While people may have been annoyed by how lethargic “Lost” was in answering questions, this show goes by faster than Roadrunner down a painted tunnel. And, as most people who saw the “Lost” finale can attest, the answers aren’t always satisfying. Same goes for “The Event,” which by the second episode we find out is about humanoid aliens hiding from the government, limiting the possibility of where stories can go.

The other crucial problem is the characters. Or, should I say, lack thereof. Don’t get me wrong, there are a lot of characters, it’s just that none of them have any. Character, that is. They are stock archetypes with fewer dimensions than victims in slasher films. First, the protagonist Sean, is simply boring. His love scenes with his fiancé, played by Sarah Roemer (by the way, being his fiancé is as nuanced as her character gets, a running theme in this show), are flat and unrealistic. They have no chemistry and that lack makes his quest to find her after she is kidnapped by shady government agents (one of the main conflicts of the show) feel like useless padding.

We don’t care if he succeeds; sure, they say they love each other and that they have a deep connection, but they don’t show it. And the few times they try, it’s embarrassing. Every character, except maybe the President, deals with this kind of one-dimensional dilemma. There’s the alien in disguise working as a double agent, the requisite shady government advisor, the vengeful alien villain, etc. All clichés, and all as nuanced and morally ambiguous as a Christian morality play.

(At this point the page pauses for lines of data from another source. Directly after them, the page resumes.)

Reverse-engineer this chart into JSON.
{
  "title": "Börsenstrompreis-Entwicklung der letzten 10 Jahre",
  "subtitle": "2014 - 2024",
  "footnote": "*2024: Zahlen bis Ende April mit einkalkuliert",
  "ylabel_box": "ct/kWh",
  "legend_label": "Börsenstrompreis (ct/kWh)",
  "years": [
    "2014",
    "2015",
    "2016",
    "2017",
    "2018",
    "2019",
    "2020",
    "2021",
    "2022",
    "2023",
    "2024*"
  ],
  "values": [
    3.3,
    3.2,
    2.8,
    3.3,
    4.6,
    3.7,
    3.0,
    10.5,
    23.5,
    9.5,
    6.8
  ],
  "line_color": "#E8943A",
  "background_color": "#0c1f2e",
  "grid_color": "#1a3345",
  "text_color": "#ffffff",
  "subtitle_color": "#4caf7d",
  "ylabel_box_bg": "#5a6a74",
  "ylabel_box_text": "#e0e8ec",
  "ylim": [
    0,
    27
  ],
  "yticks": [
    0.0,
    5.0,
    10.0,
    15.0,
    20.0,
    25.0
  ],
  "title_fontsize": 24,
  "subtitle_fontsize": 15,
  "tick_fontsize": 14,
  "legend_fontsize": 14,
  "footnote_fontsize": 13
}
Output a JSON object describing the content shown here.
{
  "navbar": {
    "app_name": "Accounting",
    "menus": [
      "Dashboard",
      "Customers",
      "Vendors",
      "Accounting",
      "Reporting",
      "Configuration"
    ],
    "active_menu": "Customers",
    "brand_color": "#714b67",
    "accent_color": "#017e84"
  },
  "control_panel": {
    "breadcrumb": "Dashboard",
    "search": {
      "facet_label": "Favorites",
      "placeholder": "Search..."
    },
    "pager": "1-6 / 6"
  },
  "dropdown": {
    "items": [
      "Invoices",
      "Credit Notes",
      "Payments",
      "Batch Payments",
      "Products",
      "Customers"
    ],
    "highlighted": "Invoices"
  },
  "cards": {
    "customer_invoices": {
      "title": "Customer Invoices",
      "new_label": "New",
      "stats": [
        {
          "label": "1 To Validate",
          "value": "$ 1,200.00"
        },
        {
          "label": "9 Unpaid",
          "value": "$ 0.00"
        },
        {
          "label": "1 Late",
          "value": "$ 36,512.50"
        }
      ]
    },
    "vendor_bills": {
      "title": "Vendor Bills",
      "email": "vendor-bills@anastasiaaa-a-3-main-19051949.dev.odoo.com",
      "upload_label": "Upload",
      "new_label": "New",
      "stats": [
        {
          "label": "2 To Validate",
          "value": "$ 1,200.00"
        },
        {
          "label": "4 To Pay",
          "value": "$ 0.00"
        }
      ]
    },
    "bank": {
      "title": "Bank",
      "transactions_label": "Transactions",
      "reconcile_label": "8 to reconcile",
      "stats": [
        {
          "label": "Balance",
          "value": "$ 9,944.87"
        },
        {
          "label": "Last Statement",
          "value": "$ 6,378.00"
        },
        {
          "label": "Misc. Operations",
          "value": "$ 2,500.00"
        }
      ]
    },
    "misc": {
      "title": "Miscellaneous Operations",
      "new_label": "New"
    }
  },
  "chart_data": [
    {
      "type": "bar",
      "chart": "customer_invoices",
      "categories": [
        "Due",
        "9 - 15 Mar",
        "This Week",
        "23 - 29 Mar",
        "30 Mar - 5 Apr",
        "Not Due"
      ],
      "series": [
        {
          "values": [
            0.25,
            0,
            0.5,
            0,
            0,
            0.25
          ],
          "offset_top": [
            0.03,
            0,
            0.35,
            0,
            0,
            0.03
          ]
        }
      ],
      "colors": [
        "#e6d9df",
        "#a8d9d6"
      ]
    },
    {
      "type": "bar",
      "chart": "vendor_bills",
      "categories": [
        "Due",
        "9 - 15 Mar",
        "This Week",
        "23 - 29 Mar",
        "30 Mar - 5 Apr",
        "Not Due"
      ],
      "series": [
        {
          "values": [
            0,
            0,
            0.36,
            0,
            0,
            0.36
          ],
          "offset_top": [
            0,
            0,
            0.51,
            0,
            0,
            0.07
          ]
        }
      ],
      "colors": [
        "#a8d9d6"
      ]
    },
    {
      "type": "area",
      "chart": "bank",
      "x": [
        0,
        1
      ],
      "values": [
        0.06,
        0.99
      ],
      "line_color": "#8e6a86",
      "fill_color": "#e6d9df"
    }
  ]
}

Now why am I harping on this so much? Well, the thing is, with mystery shows like “Lost,” its predecessor “X-Files,” and its current successor “Fringe,” is that the mysteries take a backseat to the characters. We are invested in long, convoluted (and in the cases of both “X-Files” and “Lost,” disappointing) mysteries, because there are characters that grounded it. We didn’t watch “Lost” just to find out what the hatch was or why there were polar bears or how Hurley stayed fat without any food. We watched for Jack, Locke, Sawyer, et al. We wanted to find out more about them; finding out the mysteries of the island was a perk.

But is it fair to compare “The Event” to “Lost?” Shouldn’t we be looking at the show on its own merits? If we do, the show fares even worse. Because at that point, instead of thinking of this as a sort of “Lost” replacement, you get to see it for what it really is: a one-note gimmick, with one-note characters, with a one-note outcome (cancellation).